Only 2.3 percent of Taiwanese polled in a survey released yesterday said they think that politicians have a work ethic and are trustworthy, and 40.8 percent said they agreed with the statement “one cannot feed on democracy as he feeds on rice.”
The Professor Huang Kun-huei Education Foundation said that last month it conducted a survey to gauge people’s understanding of democracy, science and aesthetics — three of the five cultural literacy indicators of modern citizens set out by the Ministry of Education.
Asked to choose which among four professions — physicians, judges, reporters and politicians — they thought had the best work ethic and was most trustworthy, 66.2 percent of respondents said physicians, followed by judges at 7.9 percent, reporters at 3.6 percent and politicians at 2.3 percent.
Photo: CNA
One-fifth of the respondents said that they did not have a preference.
The younger and more educated a respondent was, the more they tended to find physicians trustworthy, the foundation said.
In another question, respondents were asked what they thought elected officials valued most, to which 55.5 percent of respondents said personal gain, 29 percent said party interests and 9.3 percent said national interests.
The poll showed that 70.9 percent of respondents who worked as civil servants, public school teachers or military personnel said they believed that elected officials valued personal gain the most.
Asked whether they agreed with the statement that “the democracy and freedom people enjoy nowadays are built upon the sacrifices of many people,” 80.2 percent of people said they did, while 16.3 percent said they did not, the survey found.
However, asked if they identified with the statement “one cannot feed on democracy as he feeds on rice” — said by Hon Hai Precision Industry founder Terry Gou (郭台銘) during the Chinese Nationalist Party’s (KMT) presidential primary — 40.8 percent of respondents said they did, compared with 52.8 percent of people who said otherwise.

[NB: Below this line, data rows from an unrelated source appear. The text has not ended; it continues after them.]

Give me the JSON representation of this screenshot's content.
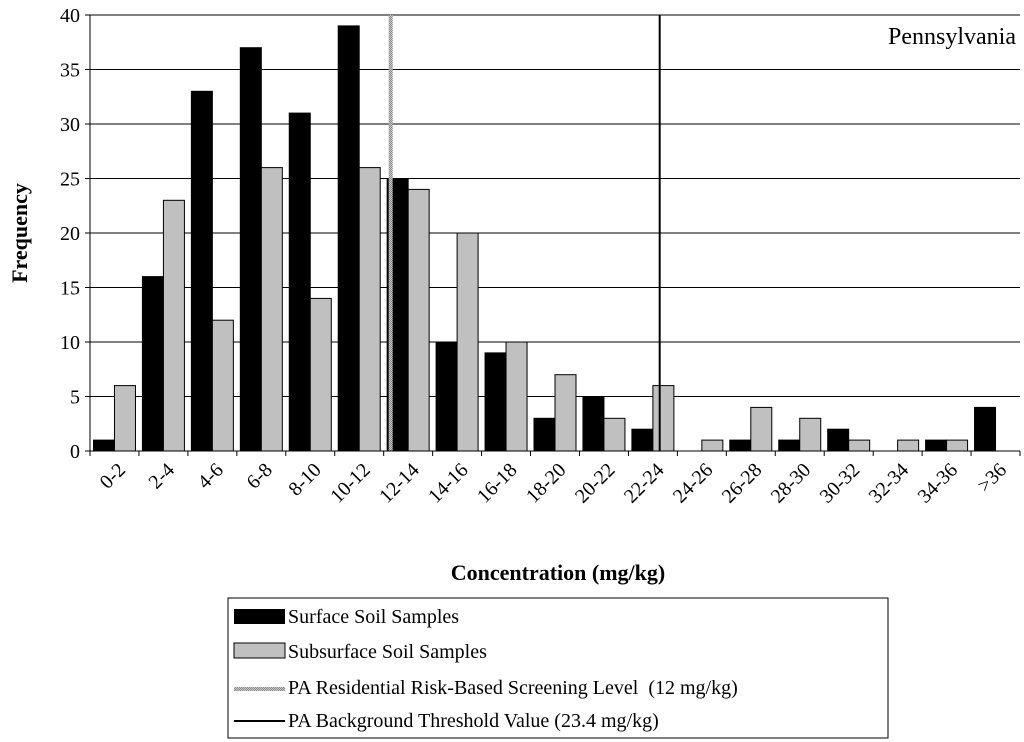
{
  "chart_data": {
    "type": "bar",
    "title": "",
    "region_label": "Pennsylvania",
    "xlabel": "Concentration (mg/kg)",
    "ylabel": "Frequency",
    "ylim": [
      0,
      40
    ],
    "yticks": [
      0,
      5,
      10,
      15,
      20,
      25,
      30,
      35,
      40
    ],
    "grid": true,
    "legend_position": "bottom",
    "categories": [
      "0-2",
      "2-4",
      "4-6",
      "6-8",
      "8-10",
      "10-12",
      "12-14",
      "14-16",
      "16-18",
      "18-20",
      "20-22",
      "22-24",
      "24-26",
      "26-28",
      "28-30",
      "30-32",
      "32-34",
      "34-36",
      ">36"
    ],
    "series": [
      {
        "name": "Surface Soil Samples",
        "color": "#000000",
        "values": [
          1,
          16,
          33,
          37,
          31,
          39,
          25,
          10,
          9,
          3,
          5,
          2,
          0,
          1,
          1,
          2,
          0,
          1,
          4
        ]
      },
      {
        "name": "Subsurface Soil Samples",
        "color": "#c0c0c0",
        "values": [
          6,
          23,
          12,
          26,
          14,
          26,
          24,
          20,
          10,
          7,
          3,
          6,
          1,
          4,
          3,
          1,
          1,
          1,
          0
        ]
      }
    ],
    "reference_lines": [
      {
        "name": "PA Residential Risk-Based Screening Level  (12 mg/kg)",
        "value": 12,
        "style": "hatched-gray"
      },
      {
        "name": "PA Background Threshold Value (23.4 mg/kg)",
        "value": 23.4,
        "style": "solid-black"
      }
    ]
  }
}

The results showed that respondents aged 20 to 34 tended to dismiss the statement, with 66.3 percent saying that they disagreed with it, while 50.3 of those aged 35 to 49 said they related to it.
When asked if they agreed that citizens can respect and appreciate different languages and cultures, 88.7 percent of respondents said they did, while only 7.1 percent said they did not.
Regarding whether they agreed that the public can resolve conflicts or voice their discontent rationally, 71.2 percent of respondents said they could, while 23.7 percent said they could not.
On whether they still believed the statement that the judiciary “spares the lives of the rich and sentences the poor to death,” 57.7 percent of people said they still did, while 35.3 percent said they did not.
The highest percentage of respondents that said they held this belief were aged 35 to 49, with 65 percent of respondents saying that they agreed with that portrayal of the judiciary.
Commenting on the survey results, Huang Kun-huei (黃昆輝) told a news conference in Taipei that the analogy made between democracy and rice is an oversimplification, as the pain of not having food to eat is no greater than having one’s democracy and freedom deprived.
People should be entitled to the right to live with dignity instead of just asking for food to eat; otherwise they would be mere slaves, who also have rice to eat, he said.
Humans, the most intelligent of all beings, should not just pursue basic subsistence like animals do, but should use their wisdom to improve the lives of others, he said.
The survey collected 1,070 valid samples nationwide and has a margin of error of 3 percentage points.